Castles in the sand

  It's one of the key lessons for beach-bound toddlers: if you're going to make sand castles, you've got to plop your tushy down near the water. That's where you'll find damp sand -- dry sand just won't hack it.

But why does damp sand magically hold the shape of a yogurt container after you dump it out?

Amazingly enough, only recently have scientists approached this earth-shaking question as a problem of basic physics. Still, the influence of dampness on tiny particles is a big deal for any factory that handles powder, in industries ranging from pharmaceuticals to agriculture. (Plugged plumbing is not just a problem in the cardiac biz.)

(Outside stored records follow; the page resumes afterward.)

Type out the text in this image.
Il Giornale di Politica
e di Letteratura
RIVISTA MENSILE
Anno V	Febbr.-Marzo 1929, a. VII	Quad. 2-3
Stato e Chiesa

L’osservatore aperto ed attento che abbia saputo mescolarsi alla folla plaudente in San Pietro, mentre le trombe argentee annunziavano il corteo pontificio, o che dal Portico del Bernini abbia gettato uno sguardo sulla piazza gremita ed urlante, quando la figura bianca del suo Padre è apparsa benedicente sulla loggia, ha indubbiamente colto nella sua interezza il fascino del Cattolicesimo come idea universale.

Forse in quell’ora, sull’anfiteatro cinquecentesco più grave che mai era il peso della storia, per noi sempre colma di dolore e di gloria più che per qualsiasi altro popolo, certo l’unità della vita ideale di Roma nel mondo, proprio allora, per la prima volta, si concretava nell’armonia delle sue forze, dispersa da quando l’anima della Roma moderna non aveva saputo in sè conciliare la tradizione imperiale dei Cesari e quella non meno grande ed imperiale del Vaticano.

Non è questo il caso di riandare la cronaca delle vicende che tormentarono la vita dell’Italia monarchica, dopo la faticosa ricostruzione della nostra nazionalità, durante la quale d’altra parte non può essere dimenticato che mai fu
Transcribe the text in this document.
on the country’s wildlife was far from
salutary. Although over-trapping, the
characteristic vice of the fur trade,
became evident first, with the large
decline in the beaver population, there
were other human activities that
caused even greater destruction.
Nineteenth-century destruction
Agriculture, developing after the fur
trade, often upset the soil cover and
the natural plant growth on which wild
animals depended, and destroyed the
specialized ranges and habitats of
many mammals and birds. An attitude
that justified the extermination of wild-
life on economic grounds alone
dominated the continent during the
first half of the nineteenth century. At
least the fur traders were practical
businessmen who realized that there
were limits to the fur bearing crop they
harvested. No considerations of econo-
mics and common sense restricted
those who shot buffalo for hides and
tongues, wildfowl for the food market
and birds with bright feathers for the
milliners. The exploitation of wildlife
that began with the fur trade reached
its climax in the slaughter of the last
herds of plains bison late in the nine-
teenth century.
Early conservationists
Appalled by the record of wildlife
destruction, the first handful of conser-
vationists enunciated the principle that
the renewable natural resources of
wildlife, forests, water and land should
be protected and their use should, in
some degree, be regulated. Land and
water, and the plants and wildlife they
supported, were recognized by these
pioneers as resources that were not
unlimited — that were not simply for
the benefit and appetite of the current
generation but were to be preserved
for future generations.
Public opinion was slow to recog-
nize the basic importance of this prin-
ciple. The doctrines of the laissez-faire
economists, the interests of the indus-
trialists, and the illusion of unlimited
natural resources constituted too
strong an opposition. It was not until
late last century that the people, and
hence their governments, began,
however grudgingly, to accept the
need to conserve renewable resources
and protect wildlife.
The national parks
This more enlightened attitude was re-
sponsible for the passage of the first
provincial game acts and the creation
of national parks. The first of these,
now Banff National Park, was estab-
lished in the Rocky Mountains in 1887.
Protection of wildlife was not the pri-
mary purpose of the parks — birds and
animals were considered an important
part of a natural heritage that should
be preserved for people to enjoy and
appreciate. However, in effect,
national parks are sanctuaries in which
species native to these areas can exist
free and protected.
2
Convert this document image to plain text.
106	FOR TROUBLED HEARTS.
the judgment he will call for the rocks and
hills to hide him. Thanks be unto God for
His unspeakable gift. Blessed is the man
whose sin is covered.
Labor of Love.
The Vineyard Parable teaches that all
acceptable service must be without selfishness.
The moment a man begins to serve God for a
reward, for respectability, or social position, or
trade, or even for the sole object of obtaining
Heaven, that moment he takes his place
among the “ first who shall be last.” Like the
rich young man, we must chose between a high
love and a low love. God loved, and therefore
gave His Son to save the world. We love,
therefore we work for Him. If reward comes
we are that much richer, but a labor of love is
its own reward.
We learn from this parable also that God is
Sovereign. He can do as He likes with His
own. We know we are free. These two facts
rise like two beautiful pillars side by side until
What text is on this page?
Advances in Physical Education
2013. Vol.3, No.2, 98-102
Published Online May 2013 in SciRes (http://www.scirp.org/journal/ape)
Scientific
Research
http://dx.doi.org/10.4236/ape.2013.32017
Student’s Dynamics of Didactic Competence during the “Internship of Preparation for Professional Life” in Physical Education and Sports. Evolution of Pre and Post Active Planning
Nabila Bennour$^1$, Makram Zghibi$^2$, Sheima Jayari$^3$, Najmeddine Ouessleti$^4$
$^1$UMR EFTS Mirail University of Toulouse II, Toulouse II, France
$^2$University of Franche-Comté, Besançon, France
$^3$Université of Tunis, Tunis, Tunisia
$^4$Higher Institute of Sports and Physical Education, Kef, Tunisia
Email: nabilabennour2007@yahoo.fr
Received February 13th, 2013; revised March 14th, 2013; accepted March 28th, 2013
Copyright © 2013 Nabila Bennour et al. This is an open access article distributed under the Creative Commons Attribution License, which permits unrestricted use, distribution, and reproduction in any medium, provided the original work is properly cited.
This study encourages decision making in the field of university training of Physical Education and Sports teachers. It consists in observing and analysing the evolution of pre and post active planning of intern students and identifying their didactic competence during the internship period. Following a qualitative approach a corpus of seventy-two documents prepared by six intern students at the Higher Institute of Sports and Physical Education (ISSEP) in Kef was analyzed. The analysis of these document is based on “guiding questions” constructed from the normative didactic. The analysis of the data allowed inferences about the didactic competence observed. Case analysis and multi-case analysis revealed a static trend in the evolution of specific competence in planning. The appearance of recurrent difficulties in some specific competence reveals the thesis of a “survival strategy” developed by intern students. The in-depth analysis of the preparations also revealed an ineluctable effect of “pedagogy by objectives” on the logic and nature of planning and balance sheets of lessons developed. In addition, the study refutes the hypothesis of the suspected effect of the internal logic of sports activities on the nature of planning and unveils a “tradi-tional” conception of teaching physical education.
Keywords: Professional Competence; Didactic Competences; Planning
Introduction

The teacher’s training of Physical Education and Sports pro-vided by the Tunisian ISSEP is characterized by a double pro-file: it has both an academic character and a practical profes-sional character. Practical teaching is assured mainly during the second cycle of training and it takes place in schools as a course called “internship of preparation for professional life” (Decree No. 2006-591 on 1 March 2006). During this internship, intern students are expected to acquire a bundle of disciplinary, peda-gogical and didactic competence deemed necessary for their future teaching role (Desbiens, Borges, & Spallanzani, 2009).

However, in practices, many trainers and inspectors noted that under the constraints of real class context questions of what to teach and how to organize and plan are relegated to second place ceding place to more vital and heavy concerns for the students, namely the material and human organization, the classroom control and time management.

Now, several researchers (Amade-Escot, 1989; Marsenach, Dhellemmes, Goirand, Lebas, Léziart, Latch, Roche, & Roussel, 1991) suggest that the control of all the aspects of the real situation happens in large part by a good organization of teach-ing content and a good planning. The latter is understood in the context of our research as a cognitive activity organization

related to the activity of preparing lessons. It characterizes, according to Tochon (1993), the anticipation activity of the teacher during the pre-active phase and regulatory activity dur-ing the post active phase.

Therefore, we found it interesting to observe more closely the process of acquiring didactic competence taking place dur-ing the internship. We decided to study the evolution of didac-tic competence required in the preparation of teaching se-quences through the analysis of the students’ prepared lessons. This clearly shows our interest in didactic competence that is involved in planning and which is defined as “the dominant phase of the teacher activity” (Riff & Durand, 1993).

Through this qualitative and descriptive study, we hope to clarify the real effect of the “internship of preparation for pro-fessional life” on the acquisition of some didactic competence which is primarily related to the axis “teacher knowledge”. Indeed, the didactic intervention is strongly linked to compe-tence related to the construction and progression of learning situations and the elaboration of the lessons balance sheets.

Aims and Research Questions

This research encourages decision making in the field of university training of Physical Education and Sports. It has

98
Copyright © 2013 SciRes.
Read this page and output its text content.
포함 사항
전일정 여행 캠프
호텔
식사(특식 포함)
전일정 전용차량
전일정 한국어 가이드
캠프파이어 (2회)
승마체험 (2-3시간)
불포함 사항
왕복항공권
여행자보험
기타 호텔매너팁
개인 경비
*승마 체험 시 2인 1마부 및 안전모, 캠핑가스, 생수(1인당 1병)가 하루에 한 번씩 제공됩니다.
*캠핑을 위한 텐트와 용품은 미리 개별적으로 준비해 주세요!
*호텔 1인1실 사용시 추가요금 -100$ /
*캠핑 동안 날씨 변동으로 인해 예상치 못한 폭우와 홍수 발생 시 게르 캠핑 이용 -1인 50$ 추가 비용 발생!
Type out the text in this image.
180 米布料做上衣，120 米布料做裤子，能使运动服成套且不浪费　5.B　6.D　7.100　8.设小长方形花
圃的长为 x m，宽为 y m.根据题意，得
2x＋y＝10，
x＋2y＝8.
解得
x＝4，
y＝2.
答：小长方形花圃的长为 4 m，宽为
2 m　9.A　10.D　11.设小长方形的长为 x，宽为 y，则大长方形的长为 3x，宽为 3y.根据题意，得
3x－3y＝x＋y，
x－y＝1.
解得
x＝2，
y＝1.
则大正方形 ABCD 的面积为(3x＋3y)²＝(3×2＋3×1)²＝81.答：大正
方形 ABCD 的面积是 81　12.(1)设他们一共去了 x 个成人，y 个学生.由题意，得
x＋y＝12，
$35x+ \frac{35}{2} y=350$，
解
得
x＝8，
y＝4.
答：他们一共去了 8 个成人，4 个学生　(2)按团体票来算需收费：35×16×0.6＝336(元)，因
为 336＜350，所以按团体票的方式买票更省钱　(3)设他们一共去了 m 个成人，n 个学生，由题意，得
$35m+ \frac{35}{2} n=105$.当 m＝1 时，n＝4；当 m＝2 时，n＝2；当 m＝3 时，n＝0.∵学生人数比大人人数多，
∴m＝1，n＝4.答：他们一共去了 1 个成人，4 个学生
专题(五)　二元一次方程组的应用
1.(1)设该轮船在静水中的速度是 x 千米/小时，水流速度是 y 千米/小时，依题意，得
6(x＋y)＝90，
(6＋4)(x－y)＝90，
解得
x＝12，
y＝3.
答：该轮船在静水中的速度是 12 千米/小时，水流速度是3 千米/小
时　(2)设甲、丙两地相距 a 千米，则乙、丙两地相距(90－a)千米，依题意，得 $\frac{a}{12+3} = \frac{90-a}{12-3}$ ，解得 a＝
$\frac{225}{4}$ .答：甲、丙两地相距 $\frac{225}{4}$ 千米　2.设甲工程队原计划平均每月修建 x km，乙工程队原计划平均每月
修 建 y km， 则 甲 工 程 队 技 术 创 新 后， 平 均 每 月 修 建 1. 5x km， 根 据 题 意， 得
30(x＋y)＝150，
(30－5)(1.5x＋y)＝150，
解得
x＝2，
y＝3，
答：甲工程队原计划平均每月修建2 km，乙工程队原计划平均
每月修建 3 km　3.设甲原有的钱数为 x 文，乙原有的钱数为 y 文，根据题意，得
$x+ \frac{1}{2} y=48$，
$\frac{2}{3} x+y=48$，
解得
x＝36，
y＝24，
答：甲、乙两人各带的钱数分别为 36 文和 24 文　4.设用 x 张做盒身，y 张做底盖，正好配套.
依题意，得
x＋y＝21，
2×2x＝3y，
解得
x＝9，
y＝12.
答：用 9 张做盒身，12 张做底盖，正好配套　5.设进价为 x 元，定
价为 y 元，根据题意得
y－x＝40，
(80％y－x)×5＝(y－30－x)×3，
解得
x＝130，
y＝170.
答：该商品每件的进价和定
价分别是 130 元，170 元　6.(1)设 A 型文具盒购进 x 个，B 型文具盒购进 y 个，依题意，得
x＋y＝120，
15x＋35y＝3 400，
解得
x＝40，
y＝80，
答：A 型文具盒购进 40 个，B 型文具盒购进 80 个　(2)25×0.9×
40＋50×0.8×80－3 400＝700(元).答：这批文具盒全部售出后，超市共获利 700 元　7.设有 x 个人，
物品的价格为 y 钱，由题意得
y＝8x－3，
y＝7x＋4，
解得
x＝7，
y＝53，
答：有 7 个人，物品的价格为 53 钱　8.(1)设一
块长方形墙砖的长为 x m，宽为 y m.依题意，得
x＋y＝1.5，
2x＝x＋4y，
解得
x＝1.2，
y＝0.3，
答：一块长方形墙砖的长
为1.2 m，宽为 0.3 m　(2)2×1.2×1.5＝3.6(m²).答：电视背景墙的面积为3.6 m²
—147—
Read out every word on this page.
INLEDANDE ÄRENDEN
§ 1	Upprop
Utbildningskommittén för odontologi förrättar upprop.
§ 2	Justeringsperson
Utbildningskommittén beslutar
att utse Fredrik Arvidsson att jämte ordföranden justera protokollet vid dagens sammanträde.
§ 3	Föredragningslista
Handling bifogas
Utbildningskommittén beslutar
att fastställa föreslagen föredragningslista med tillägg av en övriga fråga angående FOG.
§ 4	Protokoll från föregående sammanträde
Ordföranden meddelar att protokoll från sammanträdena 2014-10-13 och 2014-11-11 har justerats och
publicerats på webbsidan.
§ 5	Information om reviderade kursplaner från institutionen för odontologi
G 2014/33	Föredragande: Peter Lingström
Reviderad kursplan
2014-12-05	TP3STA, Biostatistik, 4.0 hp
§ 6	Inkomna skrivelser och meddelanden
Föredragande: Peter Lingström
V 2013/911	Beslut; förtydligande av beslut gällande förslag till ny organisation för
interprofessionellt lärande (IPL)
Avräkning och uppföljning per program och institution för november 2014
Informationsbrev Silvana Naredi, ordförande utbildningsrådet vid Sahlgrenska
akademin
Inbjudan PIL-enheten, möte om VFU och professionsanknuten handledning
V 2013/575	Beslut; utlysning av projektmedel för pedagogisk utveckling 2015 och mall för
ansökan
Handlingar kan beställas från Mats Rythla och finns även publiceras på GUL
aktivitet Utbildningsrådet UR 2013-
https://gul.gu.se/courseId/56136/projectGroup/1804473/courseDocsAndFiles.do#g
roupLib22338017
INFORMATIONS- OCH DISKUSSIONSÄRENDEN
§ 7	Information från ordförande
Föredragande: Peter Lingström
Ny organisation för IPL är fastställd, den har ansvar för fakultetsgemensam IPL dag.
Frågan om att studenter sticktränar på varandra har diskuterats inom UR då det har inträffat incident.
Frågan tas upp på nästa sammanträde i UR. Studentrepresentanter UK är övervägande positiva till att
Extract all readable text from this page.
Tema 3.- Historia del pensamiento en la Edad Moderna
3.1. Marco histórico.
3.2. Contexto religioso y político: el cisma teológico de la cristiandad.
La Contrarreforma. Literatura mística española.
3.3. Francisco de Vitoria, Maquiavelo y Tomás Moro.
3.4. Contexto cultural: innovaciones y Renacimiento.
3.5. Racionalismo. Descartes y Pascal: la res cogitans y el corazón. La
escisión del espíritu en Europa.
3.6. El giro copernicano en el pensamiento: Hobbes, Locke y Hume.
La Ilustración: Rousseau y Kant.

In research reported on June 18, 1997, in the science journal Nature, Notre Dame University physicists Peter Schiffer, Albert-Laszlo Barabasi and colleagues have pinned the clumping of damp grains to the same phenomenon that causes water to bead up on a waxy Ferrari.

shovel

  On a Ferrari, it's called "surface tension." In a sandbox, damp grains stick together by what Schiffer calls "interstitial liquid bridges."

To measure the phenomenon, Schiffer and his group rounded up some polystyrene spheres, each 0.8 millimeter in diameter, and mixed them with a smidgen -- less than 1 percent by weight -- of oil.

Then they put this mess in a container, and measured the angle of the cone that formed when they pulled the plug on the bottom. As they gradually increased the oil content, the glop began holding a steeper angle. Then, rather suddenly, "Clumping takes over, and instead of particles moving as individuals, they move as a clump," Schiffer says.

josh
Photo by Dave Tenenbaum.
At this point, the sand-castle builder could start crafting parapets, crenellations, and other architectural details.

Because they were using plastic spheres instead of irregular sand grains, the Notre Dame researchers could calculate the tiny amount of fluid -- less than one-ten-millionth of a cubic millimeter -- needed to hold each ball together. Almost all of the oil was doing something else -- like coating the spheres, or hiding in crevices.

We haven't gotten to the essential question: what held the balls together? Apparently tiny bridges of oil that formed between them.


  Why oh why?
OK, smarty pants. So why did the tiny bridges form?

It turns out, Schiffer explains, that molecules of fluids (gases or liquids) "prefer" to be in contact with molecules that give them the lowest potential energy. In some cases (think waxy Ferrari) a water molecule is most content when the water beads up. In other cases (think beach towel) it's happier to be spread out in contact with the solid material.

And when you pull apart two grains connected by a liquid bridge, Schiffer adds, "the system is not as happy, energetically speaking, as when you keep them connected." To a physicist, that equals clumpiness. To a castle-builder, that equals sculpture.

We admit that we're talking thermodynamics here, but we promise to stop after explaining that when water in a sand castle bridges the gaps between the grains, it adopts a shape that minimizes its energy. In the process, it acts as a kind of glue, and just a little dab will do.

So how can this help us on the beach? Maybe it can't, says Schiffer, who denies being a builder himself. "I'm not sure there's a take-home message for building sand castles."